A WELL-filled King's Hall greeted the Airedale Symphony Orchestra's opening concert of their Ilkley season. It is hard to believe that Mendelssohn's Overture Ruy Blas was dashed off in just three days so carefully crafted is the orchestration heralded as it is by those stirring fanfares. The ASO's weighty brass and woodwind combined with supple strings to bring out the drama and grandeur of this splendid piece. It is even harder to believe that Dvorak's hauntingly beautiful Violin Concerto in A minor languished in relative obscurity for decades. Thanks in no small part to the advocacy of Dvorak's great-grandson, the eminent violinist Josef Suk, the work has become a cornerstone of the concerto repertoire. Kazakhstan born violin virtuoso Galya Bisengalieva delighted the Ilkley audience with her impassioned performance of this demanding piece. Her tone was warm and vibrant and the pitching of notes perfectly centred. Both soloist and orchestra were in tune with the folk idioms that informed the composition of this lovely concerto.

The second half opened with the Polonaise and Waltz from Tchaikovsky's opera Eugene Onegin. Both excerpts were played with panache and a degree of swagger by the ASO, conducted by John Anderson.

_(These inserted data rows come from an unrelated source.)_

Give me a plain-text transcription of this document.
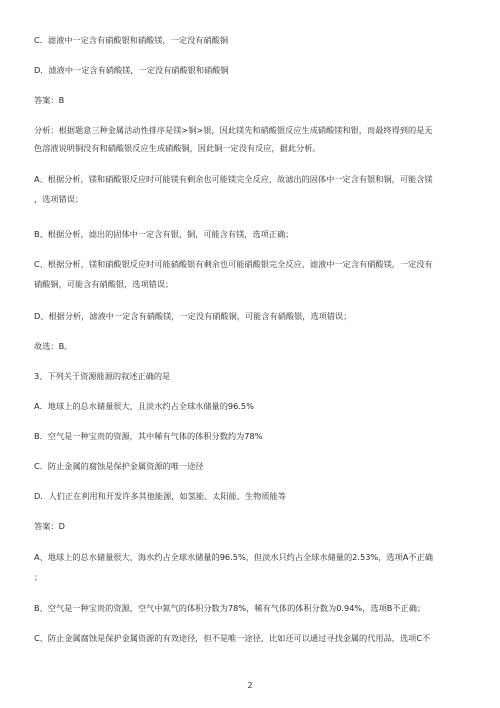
C．滤液中一定含有硝酸银和硝酸镁，一定没有硝酸铜
D．滤液中一定含有硝酸镁，一定没有硝酸银和硝酸铜
答案：B
分析：根据题意三种金属活动性排序是镁>铜>银，因此镁先和硝酸银反应生成硝酸镁和银，而最终得到的是无
色溶液说明铜没有和硝酸银反应生成硝酸铜，因此铜一定没有反应，据此分析。
A、根据分析，镁和硝酸银反应时可能镁有剩余也可能镁完全反应，故滤出的固体中一定含有银和铜，可能含镁
，选项错误；
B、根据分析，滤出的固体中一定含有银、铜，可能含有镁，选项正确；
C、根据分析，镁和硝酸银反应时可能硝酸银有剩余也可能硝酸银完全反应，滤液中一定含有硝酸镁，一定没有
硝酸铜，可能含有硝酸银，选项错误；
D、根据分析，滤液中一定含有硝酸镁，一定没有硝酸铜，可能含有硝酸银，选项错误；
故选：B。
3、下列关于资源能源的叙述正确的是
A．地球上的总水储量很大，且淡水约占全球水储量的96.5%
B．空气是一种宝贵的资源，其中稀有气体的体积分数约为78%
C．防止金属的腐蚀是保护金属资源的唯一途径
D．人们正在利用和开发许多其他能源，如氢能、太阳能、生物质能等
答案：D
A、地球上的总水储量很大，海水约占全球水储量的96.5%，但淡水只约占全球水储量的2.53%，选项A不正确
；
B、空气是一种宝贵的资源，空气中氮气的体积分数为78%，稀有气体的体积分数为0.94%，选项B不正确；
C、防止金属腐蚀是保护金属资源的有效途径，但不是唯一途径，比如还可以通过寻找金属的代用品，选项C不
2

The Orchestra's poised performance of Schumann's youthful 'Spring' Symphony No1 in B flat banished the November gloom and thoughts of Christmas. Despite moments of darkness and foreboding, the Symphony contains some of Schumann's most joyful music - a characteristic certainly mirrored by the lightness of touch in the Scherzo's two trios and an animated account of the final movement.